What is FOMO in stock trading? Read on as we explain how FOMO might hamper your trading experience, and how to prevent it.
Updated November 14, 2023.
There are many aspects to becoming a good trader, including knowledge, experience, discipline, and persistence. However, one aspect often overlooked is learning to distinguish between logical and emotional decision-making.
This is where FOMO, or the fear of missing out, comes into play.
FOMO in CFD Stock Trading Explained
In the trading world, FOMO refers to the feeling of anxiety a trader gets when they think they are missing out on a trade. This could be related to anything happening in the market, such as a new company being listed, social media coverage, or buying hype.

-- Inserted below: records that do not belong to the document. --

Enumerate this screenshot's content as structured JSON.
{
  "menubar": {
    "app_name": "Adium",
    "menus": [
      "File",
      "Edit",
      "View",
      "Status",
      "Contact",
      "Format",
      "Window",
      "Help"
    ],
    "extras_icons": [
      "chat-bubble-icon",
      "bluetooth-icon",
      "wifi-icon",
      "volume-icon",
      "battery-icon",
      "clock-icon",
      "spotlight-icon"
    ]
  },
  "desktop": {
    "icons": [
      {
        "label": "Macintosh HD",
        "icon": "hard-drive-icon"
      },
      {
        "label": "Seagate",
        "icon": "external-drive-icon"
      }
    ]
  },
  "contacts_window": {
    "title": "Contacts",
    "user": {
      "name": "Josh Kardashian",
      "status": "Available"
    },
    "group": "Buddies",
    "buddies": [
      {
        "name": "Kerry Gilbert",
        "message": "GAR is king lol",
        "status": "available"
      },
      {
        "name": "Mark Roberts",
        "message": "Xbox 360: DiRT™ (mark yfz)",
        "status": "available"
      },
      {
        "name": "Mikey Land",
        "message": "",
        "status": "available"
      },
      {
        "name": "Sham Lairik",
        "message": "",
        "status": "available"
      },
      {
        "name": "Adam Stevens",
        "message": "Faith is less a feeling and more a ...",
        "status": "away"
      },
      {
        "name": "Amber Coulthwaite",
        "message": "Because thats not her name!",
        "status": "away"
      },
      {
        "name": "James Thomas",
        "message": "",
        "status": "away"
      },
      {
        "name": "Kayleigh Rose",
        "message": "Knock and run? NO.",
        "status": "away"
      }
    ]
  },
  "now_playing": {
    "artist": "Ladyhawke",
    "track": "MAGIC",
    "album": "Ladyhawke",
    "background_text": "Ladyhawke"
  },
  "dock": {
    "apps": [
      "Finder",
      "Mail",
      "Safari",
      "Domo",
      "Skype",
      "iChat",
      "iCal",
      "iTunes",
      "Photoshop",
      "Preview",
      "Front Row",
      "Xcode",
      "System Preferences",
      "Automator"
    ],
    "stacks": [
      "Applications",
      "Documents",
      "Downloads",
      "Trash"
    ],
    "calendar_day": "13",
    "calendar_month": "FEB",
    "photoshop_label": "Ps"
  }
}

FOMO often happens because of greed and the desire to make quick and easy money. People don't realize that it's driven by unreasonably high expectations, impatience, and a lack of long-term perspective.
Real-World Example
One classic example of FOMO was the BBBY stock in late summer of 2022, which turned out to be a classic "rug pull." Certain public figures artificially inflated the price, urging retail investors to buy the stock. Due to massive social media coverage, the numbers were pumped from $5 per share to nearly $30 per share within two weeks.
Unfortunately, the big holders of the stock proceeded to sell their positions with massive profits, leaving retail investors with destroyed accounts, bringing the price to just $6.